Southwest's wifi product is horrible and not worth the $5 fee. On a technical basis, their implementation is much too convoluted. Southwest uses Row 44 and they use satellites mounted on the roof of the airplane and they integrate it with traditional HughesNet satellite Internet service. Additionally, they have implemented a WAN link optimization tool to try and get more out of the connection which frankly creates more problems than it solves. On top of all of this, they put an injected banner on every web page to market Southwest, the flight status and the wifi product. My corporate VPN has issues with their service - sometimes it works, sometimes it does not. Speeds are completely unpredictable, service is unreliable (up/down during most flights even in level flight) , applications that operate over port 80 but do not use a web browser such as iTunes, other web apps that don't like frames content, etc. can't deal with the injected banner. Southwest's approach requires substantial changes to the roof of the plane to install a satellite dish and that is probably the reason that their deployment has taken so long.

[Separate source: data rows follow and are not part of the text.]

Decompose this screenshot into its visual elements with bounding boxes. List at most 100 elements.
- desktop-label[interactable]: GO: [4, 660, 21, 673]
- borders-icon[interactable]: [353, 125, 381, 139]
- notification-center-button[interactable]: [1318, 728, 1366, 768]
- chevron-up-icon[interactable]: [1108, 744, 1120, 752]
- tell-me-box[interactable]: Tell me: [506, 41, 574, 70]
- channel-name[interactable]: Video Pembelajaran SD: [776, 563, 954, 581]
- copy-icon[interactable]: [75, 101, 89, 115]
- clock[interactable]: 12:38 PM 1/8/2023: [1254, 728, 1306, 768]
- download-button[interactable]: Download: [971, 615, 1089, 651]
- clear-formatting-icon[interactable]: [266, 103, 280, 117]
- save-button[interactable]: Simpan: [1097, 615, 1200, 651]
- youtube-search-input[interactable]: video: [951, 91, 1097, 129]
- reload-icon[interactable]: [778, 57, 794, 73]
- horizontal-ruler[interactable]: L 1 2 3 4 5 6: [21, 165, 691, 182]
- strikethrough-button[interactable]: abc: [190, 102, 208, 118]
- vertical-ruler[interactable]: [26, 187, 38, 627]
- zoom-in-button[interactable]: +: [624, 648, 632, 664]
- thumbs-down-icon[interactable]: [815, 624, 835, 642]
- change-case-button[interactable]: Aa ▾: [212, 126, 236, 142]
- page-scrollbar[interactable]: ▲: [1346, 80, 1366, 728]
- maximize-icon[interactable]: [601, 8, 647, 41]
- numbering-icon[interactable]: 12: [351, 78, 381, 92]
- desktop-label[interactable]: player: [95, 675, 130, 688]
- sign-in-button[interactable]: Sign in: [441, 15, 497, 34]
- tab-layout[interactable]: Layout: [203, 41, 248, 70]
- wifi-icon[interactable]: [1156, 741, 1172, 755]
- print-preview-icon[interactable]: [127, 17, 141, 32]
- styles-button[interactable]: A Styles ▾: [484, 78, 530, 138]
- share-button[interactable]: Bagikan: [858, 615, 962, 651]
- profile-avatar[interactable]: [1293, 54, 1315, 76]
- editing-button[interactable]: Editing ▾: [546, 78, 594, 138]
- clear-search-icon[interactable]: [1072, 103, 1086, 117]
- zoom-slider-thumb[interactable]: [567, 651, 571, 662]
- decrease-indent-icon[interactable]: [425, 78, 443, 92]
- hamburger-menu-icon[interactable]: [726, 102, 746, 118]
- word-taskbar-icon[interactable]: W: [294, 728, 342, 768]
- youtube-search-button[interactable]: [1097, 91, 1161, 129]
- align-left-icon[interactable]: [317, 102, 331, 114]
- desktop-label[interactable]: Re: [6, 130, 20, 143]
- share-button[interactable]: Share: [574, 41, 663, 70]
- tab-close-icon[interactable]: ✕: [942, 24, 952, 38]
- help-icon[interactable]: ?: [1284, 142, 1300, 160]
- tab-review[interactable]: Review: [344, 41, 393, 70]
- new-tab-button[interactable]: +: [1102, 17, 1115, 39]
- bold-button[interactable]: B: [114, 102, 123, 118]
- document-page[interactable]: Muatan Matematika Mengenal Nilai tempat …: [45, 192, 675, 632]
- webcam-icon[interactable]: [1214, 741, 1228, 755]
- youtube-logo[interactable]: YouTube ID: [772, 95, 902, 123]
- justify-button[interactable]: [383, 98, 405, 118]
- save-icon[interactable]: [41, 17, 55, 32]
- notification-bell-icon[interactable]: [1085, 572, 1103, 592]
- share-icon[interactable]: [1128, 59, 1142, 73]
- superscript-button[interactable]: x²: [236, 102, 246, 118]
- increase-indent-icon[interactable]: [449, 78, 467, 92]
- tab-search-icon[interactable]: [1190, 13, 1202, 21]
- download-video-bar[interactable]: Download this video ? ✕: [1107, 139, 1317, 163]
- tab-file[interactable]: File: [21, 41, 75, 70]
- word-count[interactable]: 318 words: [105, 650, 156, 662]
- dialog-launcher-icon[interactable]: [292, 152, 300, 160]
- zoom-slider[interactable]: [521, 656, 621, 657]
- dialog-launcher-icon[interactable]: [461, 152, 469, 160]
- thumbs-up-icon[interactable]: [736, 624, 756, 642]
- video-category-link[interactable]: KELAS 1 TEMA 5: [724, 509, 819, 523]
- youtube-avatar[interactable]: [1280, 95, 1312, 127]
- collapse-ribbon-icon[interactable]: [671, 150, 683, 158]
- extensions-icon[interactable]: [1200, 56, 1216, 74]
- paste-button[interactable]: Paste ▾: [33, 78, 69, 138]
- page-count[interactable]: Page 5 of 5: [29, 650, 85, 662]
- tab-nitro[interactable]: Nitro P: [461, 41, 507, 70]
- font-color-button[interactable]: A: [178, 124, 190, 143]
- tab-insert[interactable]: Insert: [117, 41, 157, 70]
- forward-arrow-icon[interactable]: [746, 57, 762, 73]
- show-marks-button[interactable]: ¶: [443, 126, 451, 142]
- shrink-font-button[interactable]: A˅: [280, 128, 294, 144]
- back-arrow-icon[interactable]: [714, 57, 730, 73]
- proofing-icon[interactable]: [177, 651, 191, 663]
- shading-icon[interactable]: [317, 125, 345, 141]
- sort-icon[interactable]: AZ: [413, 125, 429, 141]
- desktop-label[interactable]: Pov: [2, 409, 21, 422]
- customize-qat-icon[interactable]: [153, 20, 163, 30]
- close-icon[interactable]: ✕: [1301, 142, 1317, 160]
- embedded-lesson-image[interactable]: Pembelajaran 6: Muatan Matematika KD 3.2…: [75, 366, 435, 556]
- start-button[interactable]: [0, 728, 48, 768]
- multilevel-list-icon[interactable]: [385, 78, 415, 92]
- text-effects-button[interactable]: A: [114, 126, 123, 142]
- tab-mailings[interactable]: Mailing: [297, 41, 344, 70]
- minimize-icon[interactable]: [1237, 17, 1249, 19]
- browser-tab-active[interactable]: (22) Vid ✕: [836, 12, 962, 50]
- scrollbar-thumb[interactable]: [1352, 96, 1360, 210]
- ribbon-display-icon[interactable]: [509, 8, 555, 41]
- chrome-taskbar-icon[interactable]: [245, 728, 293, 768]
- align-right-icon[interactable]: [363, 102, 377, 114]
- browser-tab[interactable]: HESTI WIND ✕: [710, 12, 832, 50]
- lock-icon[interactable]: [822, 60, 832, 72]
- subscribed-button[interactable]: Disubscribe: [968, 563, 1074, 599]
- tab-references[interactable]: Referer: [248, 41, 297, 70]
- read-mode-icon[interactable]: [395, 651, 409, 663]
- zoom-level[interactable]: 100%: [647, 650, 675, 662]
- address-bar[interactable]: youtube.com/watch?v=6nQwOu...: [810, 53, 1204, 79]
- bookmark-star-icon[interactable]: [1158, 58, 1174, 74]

Delta/Airtran/American's product is awesome and well worth the ~$10 or monthly fee. Gogo uses terrestrial (ground) stations and equipment mounted on the bottom of the plane to deliver their service. Speed is impressive (you can watch Youtube with a pretty similar experience to what I have on my cable modem at home) and reliability is very high. I have had a few spots (west of Minneapolis, near Reno and -in the past- near Atlanta) where service became spotty, but in flying 250k+ elite miles on Delta and lots of random trips on Airtran and American I have maybe had 1-2 mixed experiences. After you authenticate to the Gogo portal (like at a hotel), they don't mess with your session at all except to block apps that they disclose in advance (Netflix, voice services, etc.). Delta/Airtran/American have been able to rapidly roll out this service as it does not make many changes to the airplane or its aerodynamics, and thus I believe that service can be rolled out in two overnight maintenance trips.
Southwest's solution makes you feel like you are making an international long distance call in the 70s/80s, Delta/Airtran/American is like you are on DSL at home.
That all being said, Southwest's choice of satellite is not ground station based and thus it has the potential to be used well offshore and on intercontinental routes. Two issues with this: 1) they don't fly either place and 2) their choice of HughesNet doesn't have coverage despite the technology itself theoretically working. Delta (Gogo) are working on introducing satellite-based service on intercontinental routes in 2013 and we'll have to see if they end up like what I experience with Southwest on a domestic flight given the change in technology. I certainly hope not!